Я мысленно поморщился. Вот тоже проблема, для полного счастья сейчас только и не хватает в очередной раз пойти в школу. Главное ведь, что пользы от этой учебы никакой, но я пока даже представить не могу, как мне избежать этой участи. Не стал пока разговаривать на эту тему и пытаться убеждать маму, что мне это не нужно. Будет еще время, наверное.

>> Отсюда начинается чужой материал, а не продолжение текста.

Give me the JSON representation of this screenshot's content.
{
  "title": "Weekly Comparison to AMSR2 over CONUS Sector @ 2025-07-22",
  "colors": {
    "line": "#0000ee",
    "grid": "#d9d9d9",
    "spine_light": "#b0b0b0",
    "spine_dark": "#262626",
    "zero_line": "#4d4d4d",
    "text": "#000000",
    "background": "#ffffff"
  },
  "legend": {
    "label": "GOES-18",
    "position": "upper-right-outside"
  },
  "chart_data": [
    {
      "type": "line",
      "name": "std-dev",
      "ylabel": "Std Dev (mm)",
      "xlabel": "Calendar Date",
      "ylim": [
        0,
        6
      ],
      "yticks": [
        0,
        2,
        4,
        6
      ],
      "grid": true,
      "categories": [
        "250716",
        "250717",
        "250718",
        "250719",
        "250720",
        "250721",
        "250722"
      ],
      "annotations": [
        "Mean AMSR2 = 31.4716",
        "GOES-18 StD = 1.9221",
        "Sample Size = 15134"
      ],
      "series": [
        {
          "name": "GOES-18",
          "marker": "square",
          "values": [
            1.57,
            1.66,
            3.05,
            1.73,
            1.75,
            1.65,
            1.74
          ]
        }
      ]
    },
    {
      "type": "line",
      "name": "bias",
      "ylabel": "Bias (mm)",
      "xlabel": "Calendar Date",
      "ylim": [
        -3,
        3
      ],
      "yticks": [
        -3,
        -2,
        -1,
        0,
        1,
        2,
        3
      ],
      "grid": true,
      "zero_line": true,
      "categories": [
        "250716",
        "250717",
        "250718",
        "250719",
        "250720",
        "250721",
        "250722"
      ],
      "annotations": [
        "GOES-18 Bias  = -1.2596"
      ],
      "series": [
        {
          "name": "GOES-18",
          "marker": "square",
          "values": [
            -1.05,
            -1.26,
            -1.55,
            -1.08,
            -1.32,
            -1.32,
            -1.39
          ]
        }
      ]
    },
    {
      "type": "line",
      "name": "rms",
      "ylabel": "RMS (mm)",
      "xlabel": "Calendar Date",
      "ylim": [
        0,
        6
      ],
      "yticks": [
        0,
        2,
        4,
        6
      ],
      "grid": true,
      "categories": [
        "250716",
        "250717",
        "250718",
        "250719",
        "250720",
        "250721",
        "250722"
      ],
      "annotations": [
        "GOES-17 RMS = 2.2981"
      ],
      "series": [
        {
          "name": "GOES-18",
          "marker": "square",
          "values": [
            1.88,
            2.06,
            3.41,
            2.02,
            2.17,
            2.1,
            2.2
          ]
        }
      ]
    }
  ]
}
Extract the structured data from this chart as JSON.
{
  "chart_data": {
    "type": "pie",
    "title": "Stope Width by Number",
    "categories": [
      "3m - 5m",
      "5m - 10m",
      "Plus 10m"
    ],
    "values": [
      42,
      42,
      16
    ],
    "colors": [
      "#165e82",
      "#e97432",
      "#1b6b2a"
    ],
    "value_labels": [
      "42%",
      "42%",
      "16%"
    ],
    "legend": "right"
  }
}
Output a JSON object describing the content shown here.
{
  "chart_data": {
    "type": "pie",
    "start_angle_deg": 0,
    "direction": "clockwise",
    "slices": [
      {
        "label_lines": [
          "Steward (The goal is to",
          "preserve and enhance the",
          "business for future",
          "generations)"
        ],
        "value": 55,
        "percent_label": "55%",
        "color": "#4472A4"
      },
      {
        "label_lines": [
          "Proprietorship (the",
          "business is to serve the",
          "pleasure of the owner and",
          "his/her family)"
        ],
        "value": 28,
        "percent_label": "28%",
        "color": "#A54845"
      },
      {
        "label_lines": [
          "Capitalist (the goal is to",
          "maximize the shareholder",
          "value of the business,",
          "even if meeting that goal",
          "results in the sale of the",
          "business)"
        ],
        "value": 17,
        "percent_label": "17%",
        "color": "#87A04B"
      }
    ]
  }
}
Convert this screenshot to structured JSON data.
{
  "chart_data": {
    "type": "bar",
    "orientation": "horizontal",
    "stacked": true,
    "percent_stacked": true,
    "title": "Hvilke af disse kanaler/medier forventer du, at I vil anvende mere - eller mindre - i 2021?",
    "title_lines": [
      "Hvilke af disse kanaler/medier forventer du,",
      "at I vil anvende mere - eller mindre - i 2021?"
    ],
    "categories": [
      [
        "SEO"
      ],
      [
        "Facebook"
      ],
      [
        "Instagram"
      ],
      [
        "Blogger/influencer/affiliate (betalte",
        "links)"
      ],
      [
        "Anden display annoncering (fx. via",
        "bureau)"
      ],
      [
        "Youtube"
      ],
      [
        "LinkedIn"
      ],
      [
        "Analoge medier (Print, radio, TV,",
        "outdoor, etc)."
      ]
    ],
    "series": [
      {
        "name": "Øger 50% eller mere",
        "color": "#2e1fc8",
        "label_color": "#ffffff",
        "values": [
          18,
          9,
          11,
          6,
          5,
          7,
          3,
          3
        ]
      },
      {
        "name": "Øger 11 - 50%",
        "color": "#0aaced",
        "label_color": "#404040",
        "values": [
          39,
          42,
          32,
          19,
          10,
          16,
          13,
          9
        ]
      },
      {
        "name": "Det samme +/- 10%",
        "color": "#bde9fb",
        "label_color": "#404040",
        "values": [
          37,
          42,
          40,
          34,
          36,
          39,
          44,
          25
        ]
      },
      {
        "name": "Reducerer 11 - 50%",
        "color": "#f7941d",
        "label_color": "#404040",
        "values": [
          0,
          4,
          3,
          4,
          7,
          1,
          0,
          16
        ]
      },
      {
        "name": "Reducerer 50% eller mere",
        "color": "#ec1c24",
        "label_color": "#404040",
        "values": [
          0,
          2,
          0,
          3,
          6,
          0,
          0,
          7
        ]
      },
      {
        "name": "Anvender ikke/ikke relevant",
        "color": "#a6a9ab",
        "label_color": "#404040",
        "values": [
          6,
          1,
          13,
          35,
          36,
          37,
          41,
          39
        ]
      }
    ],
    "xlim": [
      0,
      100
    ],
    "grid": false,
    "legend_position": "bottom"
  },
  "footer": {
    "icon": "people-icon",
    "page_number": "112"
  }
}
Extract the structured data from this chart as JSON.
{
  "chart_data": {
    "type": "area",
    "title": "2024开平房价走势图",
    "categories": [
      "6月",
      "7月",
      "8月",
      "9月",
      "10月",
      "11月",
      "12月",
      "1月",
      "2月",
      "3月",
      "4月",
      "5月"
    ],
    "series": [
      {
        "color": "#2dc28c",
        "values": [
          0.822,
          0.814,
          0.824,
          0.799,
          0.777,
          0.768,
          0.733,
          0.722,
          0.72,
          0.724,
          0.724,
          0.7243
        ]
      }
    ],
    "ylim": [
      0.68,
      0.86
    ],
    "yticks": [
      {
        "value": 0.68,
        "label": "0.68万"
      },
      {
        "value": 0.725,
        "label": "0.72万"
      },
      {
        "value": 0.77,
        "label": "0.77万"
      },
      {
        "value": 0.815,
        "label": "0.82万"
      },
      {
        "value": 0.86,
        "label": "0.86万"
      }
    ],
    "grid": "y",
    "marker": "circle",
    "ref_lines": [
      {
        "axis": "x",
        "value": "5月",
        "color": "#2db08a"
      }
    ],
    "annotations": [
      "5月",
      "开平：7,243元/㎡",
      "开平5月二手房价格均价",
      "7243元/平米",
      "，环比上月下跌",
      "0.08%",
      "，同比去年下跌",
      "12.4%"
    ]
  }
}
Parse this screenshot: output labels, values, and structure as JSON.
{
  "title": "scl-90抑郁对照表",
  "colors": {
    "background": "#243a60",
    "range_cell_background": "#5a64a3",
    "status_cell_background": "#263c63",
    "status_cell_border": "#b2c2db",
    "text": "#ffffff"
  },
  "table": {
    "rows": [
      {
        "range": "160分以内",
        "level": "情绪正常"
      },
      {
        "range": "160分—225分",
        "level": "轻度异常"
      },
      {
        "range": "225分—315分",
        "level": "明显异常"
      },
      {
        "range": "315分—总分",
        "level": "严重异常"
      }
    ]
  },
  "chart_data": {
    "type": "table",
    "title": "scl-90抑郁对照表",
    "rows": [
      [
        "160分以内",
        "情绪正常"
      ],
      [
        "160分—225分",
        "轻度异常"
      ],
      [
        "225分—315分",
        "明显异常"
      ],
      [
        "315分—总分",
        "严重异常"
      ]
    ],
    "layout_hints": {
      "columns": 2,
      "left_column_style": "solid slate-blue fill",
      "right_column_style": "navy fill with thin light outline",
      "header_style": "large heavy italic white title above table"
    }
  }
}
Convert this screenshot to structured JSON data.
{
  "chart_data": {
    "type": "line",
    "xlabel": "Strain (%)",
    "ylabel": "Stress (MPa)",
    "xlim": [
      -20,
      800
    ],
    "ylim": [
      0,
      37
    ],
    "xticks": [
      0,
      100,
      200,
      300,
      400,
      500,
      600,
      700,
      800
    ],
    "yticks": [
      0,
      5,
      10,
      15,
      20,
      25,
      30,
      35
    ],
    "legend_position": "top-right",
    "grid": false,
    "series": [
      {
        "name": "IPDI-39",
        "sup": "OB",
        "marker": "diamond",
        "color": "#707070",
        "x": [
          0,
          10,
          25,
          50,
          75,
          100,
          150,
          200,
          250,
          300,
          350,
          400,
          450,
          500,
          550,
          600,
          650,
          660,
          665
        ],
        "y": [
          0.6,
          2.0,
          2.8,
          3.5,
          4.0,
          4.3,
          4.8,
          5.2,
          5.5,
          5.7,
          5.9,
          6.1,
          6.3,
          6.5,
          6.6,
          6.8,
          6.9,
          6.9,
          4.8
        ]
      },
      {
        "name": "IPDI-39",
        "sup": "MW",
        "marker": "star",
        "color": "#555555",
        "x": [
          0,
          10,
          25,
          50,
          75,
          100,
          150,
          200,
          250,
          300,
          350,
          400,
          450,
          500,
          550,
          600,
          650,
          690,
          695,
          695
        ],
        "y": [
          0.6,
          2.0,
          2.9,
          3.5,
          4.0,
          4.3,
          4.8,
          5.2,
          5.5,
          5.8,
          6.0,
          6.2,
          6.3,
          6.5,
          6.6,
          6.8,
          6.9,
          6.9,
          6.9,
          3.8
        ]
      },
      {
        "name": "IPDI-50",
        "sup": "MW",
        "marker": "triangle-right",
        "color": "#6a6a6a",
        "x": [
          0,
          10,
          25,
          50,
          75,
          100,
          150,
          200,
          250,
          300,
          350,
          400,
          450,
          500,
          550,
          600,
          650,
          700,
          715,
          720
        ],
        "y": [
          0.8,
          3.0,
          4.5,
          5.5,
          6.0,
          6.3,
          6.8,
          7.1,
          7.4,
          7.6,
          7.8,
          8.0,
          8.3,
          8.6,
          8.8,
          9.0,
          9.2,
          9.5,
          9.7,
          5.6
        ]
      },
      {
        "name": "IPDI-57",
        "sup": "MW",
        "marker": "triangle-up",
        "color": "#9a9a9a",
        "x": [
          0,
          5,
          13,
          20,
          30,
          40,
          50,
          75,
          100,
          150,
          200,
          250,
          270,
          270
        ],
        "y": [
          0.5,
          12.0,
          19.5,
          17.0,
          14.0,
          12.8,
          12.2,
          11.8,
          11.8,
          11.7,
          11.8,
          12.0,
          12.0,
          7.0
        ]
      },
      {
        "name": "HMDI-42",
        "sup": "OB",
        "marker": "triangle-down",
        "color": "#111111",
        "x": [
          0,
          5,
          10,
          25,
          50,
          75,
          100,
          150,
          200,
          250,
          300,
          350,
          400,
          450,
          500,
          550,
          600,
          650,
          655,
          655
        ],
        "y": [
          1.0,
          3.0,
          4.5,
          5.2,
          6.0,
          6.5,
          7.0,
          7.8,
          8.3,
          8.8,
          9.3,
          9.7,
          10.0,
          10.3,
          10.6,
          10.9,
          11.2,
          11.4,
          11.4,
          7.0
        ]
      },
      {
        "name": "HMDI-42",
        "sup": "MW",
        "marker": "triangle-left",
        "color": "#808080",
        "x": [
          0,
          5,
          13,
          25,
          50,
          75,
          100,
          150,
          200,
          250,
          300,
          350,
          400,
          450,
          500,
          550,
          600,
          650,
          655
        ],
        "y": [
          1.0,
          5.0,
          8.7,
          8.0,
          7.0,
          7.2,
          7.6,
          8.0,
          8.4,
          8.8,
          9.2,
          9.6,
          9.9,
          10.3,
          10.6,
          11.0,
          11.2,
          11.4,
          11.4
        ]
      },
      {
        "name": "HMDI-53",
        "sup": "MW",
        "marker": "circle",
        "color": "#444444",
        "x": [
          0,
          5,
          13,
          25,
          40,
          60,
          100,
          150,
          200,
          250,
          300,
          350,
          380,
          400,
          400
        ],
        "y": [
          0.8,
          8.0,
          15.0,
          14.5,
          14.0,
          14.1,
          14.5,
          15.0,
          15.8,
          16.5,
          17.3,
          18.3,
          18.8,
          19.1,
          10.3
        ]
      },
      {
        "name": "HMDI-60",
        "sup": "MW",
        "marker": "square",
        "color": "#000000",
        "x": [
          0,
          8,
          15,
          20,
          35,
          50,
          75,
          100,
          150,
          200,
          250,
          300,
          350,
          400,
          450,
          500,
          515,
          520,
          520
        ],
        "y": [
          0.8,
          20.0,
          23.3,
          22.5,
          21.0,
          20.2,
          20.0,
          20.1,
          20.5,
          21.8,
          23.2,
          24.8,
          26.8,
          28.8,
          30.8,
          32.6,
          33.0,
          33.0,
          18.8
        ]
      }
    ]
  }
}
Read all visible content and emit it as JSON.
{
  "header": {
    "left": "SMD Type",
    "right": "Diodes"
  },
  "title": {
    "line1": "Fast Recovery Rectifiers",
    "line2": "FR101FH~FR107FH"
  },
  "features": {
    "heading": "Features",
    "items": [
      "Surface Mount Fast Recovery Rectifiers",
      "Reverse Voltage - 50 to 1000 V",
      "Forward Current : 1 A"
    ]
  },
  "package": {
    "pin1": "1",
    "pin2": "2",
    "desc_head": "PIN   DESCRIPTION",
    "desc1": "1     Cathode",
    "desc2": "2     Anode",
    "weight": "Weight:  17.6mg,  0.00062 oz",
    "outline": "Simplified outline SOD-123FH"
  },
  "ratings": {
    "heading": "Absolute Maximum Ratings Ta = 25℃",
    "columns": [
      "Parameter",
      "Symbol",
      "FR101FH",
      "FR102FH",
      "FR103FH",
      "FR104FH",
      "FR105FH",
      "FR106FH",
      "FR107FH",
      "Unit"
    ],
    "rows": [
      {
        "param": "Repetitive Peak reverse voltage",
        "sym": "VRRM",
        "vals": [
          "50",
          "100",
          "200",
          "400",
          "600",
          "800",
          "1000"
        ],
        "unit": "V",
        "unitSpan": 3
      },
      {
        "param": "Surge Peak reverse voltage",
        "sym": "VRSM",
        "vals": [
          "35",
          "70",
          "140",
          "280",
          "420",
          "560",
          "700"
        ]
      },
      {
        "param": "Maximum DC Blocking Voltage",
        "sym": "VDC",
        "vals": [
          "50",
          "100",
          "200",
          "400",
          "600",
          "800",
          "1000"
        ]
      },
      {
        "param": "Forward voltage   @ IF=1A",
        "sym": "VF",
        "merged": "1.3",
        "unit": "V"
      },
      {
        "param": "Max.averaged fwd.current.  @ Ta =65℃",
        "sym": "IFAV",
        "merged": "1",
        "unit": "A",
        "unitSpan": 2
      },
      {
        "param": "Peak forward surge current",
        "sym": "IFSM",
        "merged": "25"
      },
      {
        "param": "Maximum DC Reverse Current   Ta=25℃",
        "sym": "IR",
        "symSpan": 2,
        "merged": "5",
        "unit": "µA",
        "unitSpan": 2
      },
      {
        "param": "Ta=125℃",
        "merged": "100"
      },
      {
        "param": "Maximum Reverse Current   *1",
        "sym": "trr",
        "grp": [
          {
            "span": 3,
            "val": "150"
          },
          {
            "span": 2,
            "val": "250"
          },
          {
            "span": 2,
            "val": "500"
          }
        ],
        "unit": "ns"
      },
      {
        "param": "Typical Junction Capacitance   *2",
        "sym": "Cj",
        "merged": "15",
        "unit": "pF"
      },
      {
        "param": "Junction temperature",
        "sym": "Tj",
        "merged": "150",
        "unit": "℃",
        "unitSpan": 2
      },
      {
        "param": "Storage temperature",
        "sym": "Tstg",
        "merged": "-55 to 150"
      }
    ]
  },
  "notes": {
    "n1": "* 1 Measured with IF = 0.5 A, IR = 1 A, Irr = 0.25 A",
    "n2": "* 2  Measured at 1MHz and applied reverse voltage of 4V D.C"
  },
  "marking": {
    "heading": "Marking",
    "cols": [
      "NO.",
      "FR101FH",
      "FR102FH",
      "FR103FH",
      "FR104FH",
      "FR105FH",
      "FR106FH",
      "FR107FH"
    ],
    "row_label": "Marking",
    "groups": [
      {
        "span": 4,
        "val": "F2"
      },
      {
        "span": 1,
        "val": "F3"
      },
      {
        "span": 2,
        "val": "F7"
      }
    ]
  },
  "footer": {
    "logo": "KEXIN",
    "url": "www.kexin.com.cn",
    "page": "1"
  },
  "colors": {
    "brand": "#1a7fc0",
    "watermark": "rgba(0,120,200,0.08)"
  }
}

После этого незапланированного перекуса я вернулся к себе, чтобы продолжить размышления о будущем, но с этим ничего не вышло. Сестренки, пока я отсутствовал, оккупировали спальню и, дождавшись моего возвращения, потребовали рассказать им какую-нибудь сказку. Как я понял, весь последний год они занимаются, считай, террором меня любимого. Дескать, раз учишься в гимназии, значит тебе надо много читать, а что для чтения может быть лучше добрых сказок, которые потом можно рассказать сестренкам? В общем, попадос. Пришлось сдаваться, сесть на кровать в окружении мелких красавиц и рассказывать. Благо я знаю немало всяких сказок.
За сказкой я внимательно наблюдал за мелкими, стараясь понять характер каждой из них, и, несмотря на вбитые мамой в подкорку девчатам правила поведения, я смог сделать кое-какие выводы.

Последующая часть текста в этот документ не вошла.